Since the disorder’s discovery by Alois Alzheimer in 1906, many neurologists suspect that the disease is the gradual result of “senile plaque” building up in the plasma membrane. The amyloid precursor protein contains a sequence known as amyloidbeta, which releases secretase enzymes throughout the brain, gradually dulling away parts of the organ used for navigation and thinking (such as the hippocampus and prefrontal cortex). The enzymes build up in a linear sequence, and this is why dementia is likely to advance with age.
Women tend to have more senile plaque buildup than men, and a correlation between buildup of plaque and Down syndrome has also been known to exist — this relation suggests that advanced treatments for Alzheimer’s may help with understanding a number of other genetic disorders. Bleeding from the fragile cerebral capillary has been known to coincide with the formation of plaque, giving the deposits the protein they need to thrive.

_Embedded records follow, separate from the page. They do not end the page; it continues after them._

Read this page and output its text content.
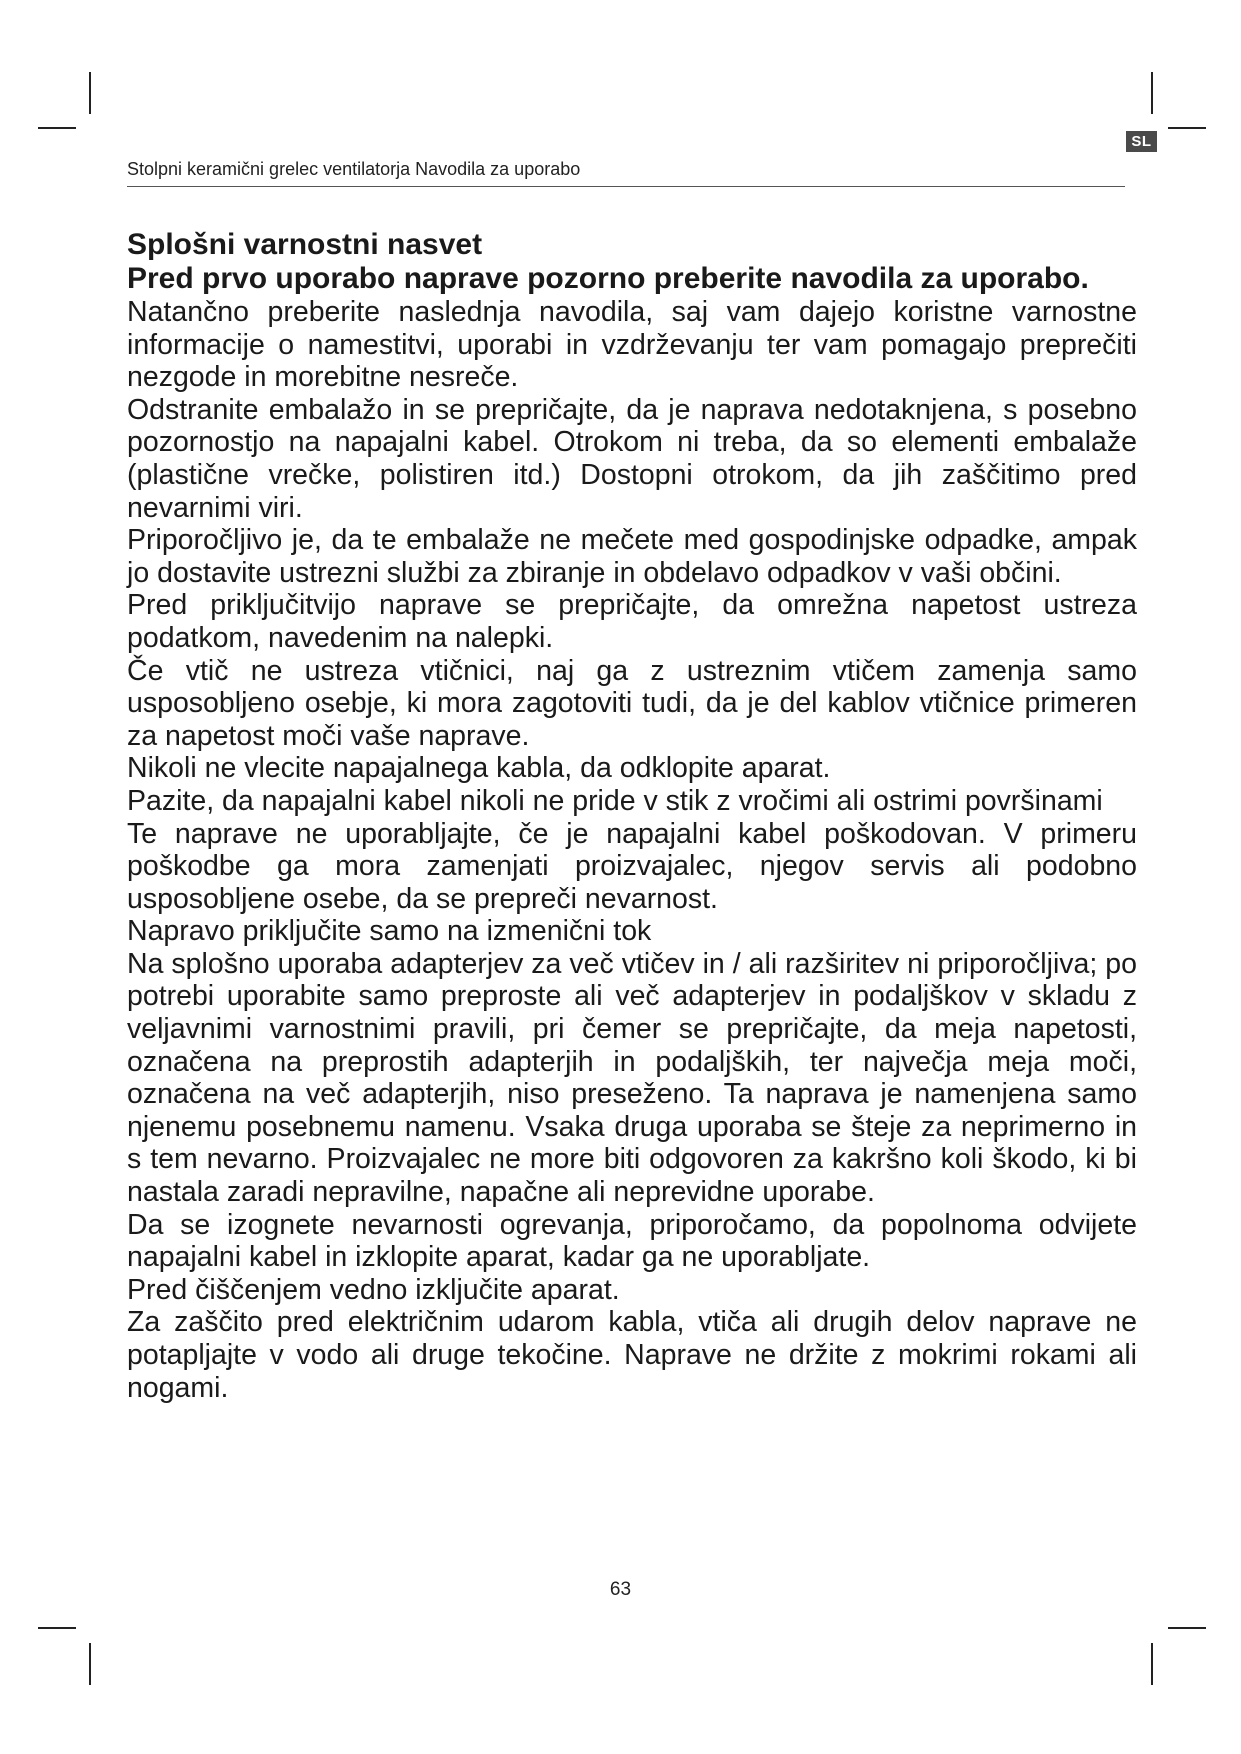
SL
Stolpni keramični grelec ventilatorja Navodila za uporabo
Splošni varnostni nasvet
Pred prvo uporabo naprave pozorno preberite navodila za uporabo.

Natančno preberite naslednja navodila, saj vam dajejo koristne varnostne informacije o namestitvi, uporabi in vzdrževanju ter vam pomagajo preprečiti nezgode in morebitne nesreče.

Odstranite embalažo in se prepričajte, da je naprava nedotaknjena, s posebno pozornostjo na napajalni kabel. Otrokom ni treba, da so elementi embalaže (plastične vrečke, polistiren itd.) Dostopni otrokom, da jih zaščitimo pred nevarnimi viri.

Priporočljivo je, da te embalaže ne mečete med gospodinjske odpadke, ampak jo dostavite ustrezni službi za zbiranje in obdelavo odpadkov v vaši občini.

Pred priključitvijo naprave se prepričajte, da omrežna napetost ustreza podatkom, navedenim na nalepki.

Če vtič ne ustreza vtičnici, naj ga z ustreznim vtičem zamenja samo usposobljeno osebje, ki mora zagotoviti tudi, da je del kablov vtičnice primeren za napetost moči vaše naprave.

Nikoli ne vlecite napajalnega kabla, da odklopite aparat.

Pazite, da napajalni kabel nikoli ne pride v stik z vročimi ali ostrimi površinami

Te naprave ne uporabljajte, če je napajalni kabel poškodovan. V primeru poškodbe ga mora zamenjati proizvajalec, njegov servis ali podobno usposobljene osebe, da se prepreči nevarnost.

Napravo priključite samo na izmenični tok

Na splošno uporaba adapterjev za več vtičev in / ali razširitev ni priporočljiva; po potrebi uporabite samo preproste ali več adapterjev in podaljškov v skladu z veljavnimi varnostnimi pravili, pri čemer se prepričajte, da meja napetosti, označena na preprostih adapterjih in podaljških, ter največja meja moči, označena na več adapterjih, niso preseženo. Ta naprava je namenjena samo njenemu posebnemu namenu. Vsaka druga uporaba se šteje za neprimerno in s tem nevarno. Proizvajalec ne more biti odgovoren za kakršno koli škodo, ki bi nastala zaradi nepravilne, napačne ali neprevidne uporabe.

Da se izognete nevarnosti ogrevanja, priporočamo, da popolnoma odvijete napajalni kabel in izklopite aparat, kadar ga ne uporabljate.

Pred čiščenjem vedno izključite aparat.

Za zaščito pred električnim udarom kabla, vtiča ali drugih delov naprave ne potapljajte v vodo ali druge tekočine. Naprave ne držite z mokrimi rokami ali nogami.

63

Another theory involves the buildup of neurofibrillary tangle — when faulty signaling in the brain causes the tau proteins, which make up neurons, to not connect properly but rather to overlap each other.
The exact cause has yet to be understood, and neuroscientists continue to debate whether or not these tangles in the brain are purely due to genetic factors, or whether physical injury (such as head trauma) may play at least a partial role in the faulty signaling, with long-delayed effects. Much controversy remains as to whether the tangles actually cause the onset of dementia or are just a byproduct of Alzheimer’s itself. Notably, buildup of aluminum in the brain is also suspected for causing these tangles.
Fragments: A Life With Dementia
Perhaps the most frustrating aspect of treatment is the moment when people discover that they have Alzheimer’s. Early detection of cancer may be relatively easy, for example, but the tricky quality of Alzheimer’s is that, after all, we all have bouts of forgetfulness — and the buildup of so-called senile plaque may in fact be an ordinary function of the brain. It’s just when the concentration reaches alarming levels that the symptoms become obvious. Meaning that people like Lenny could harbor the codes for Alzheimer’s for years before the right conditions set it off.